La Tunisie traverse, certes, une période difficile, inédite, sous blocus financier international et prise en otage par la résistance des lobbys qui œuvrent sans relâche à contrecarrer toutes les tentatives de l’Exécutif pour assainir les rouages de l’Etat, dont l’administration publique. Une chose est sûre : ces tentatives sont vouées à l’échec ou, du moins, à prendre plus de temps qu’il n’en faut, parce qu’elles ne sont pas portées par de véritables stratégies basées sur des réseaux d’exécution et avec des objectifs clairs à plus ou moins long terme. Les idées sont louables, mais elles ont du mal à aboutir. Les Tunisiens patientent parce qu’ils y voient de la bonne volonté de faire sortir la Tunisie des marécages dans lesquels elle a été engouffrée durant la décennie de la soi-disant transition démocratique. Mais jusqu’à quand ?

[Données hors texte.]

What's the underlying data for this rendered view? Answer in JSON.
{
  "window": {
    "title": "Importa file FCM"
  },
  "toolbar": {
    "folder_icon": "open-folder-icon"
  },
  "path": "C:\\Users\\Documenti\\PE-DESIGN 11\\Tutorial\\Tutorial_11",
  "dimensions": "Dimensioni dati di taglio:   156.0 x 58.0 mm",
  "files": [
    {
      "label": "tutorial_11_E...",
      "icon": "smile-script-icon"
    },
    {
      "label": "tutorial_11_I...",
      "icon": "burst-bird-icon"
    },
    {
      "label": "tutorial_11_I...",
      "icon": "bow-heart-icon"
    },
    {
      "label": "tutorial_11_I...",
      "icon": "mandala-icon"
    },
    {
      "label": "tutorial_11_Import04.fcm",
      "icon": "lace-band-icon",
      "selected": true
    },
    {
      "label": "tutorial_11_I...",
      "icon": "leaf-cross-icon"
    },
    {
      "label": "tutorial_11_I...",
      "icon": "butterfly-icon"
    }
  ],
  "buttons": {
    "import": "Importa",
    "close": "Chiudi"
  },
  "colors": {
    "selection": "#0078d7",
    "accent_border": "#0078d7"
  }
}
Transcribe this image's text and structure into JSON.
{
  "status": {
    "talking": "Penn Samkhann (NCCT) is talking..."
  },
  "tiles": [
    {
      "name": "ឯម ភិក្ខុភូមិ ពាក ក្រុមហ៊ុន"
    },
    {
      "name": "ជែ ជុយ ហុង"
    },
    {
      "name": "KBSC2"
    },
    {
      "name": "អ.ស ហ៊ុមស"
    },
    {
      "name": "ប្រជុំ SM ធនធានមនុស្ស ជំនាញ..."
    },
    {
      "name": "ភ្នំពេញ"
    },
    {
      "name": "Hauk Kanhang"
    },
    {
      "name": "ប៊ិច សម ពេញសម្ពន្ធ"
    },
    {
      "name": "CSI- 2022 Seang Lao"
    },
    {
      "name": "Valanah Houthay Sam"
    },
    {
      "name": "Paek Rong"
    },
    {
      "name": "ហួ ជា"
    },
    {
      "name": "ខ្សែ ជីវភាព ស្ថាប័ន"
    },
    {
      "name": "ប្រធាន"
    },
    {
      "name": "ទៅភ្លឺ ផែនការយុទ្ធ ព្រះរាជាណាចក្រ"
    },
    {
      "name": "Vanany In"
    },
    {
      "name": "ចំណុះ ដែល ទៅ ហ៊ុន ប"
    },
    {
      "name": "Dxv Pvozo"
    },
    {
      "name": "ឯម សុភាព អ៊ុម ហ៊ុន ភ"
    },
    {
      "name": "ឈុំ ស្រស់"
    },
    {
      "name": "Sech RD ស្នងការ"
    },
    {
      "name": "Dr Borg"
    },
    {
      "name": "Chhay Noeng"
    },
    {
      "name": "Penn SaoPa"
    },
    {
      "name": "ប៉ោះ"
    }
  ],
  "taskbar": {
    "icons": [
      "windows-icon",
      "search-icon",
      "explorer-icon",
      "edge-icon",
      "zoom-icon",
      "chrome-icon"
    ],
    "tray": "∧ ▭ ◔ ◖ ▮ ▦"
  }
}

La Tunisie est quasiment en panne, des centaines de milliers de jeunes et de compétences, les bâtisseurs de l’avenir, ont fui le pays vers d’autres horizons plus prometteurs et une nouvelle année administrative pointe le nez sans promesses ni espérances.
L’année 2024 sera hautement politique, un autre scrutin (élection présidentielle) est prévu en automne. Elle décidera de l’avenir de la Tunisie, avec ou sans Kaïs Saïed. D’ici là, c’est l’économie du pays qui décidera du climat social dans lequel elle se déroulera. Car, comme pour les Conseils locaux, les Tunisiens manquent de visibilité pour leur proche avenir, ils ne semblent pas bien comprendre comment ils pourraient compter sur eux-mêmes pour remettre le pays sur pied et renflouer ses caisses alors que le pouvoir d’achat ne cesse de dégringoler, que le marché de l’emploi reste fermé et que les investissements se font rares. Malgré tout, les Tunisiens auront, au moins, leur deuxième chambre parlementaire en 2024, le Conseil national des régions et des districts. Ainsi, la mise en place institutionnelle du programme politique de Kaïs Saïed arrivera à terme. Mais, quid des réalisations ?
En attendant, souhaitons que 2024 soit porteuse d’espoirs. Bonne année.